The Lumb Lane works will see existing traffic calming extended from Green Lane to Westgate, and will cost £40,000.

The rest of the annual budget of £135,000 for the constituency is being spent on traffic orders across the constituency (£21,000), dropped kerbs and mobility access works (£6,000), blue badge parking spaces (£15,000) and various traffic surveys (£5,000).

But dozens of other highway safety schemes will have to remain on the waiting list in the hope they will be funded in future years.

Councillor Margaret Alipoor (Lab, Clayton and Fairweather Green) questioned why a scheme to introduce traffic calming on Vine Terrace West, first proposed in 2015, was still not getting any funding.

Bradford Council recently received a petition from residents of Vine Terrace West, off Thornton Road and next to Crossley Hall Primary School, who called for something to be done to stop speeding and dangerous driving on the street.

Cllr Alipoor added: “There is lots of traffic going down that road travelling at speed. It is an accident waiting to happen.

“We’ve been waiting since 2015 – we’re now in 2022.”

Andrew Smith Principal Engineer, said: “We only have a budget this year of £135,000. The waiting list of projects is something like £2m.

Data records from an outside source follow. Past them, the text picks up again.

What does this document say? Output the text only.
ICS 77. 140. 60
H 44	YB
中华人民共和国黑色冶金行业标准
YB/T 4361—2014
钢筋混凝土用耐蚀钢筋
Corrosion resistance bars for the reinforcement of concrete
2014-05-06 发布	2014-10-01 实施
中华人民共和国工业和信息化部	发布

We’ll never have enough funding to address the full list of requests.

“We have to prioritise roads where there are the highest numbers of casualties.”

Members were told that on Legrams Lane there had been 13 crashes in the past five years, leading to 17 casualties.

On Lumb Lane, there had been 13 crashes and 16 casualties.

Some of the planned works, including traffic calming on Edmund Street and replacing grass verges on Hazelhurst Brow with laybys, were first proposed in 2010.

Mr Smith said: “The two schemes that are getting priority are on streets with a substantial number of casualties – that is why we have to prioritise them.”

The meeting heard that the Vine Terrace West petition would be discussed at a future meeting.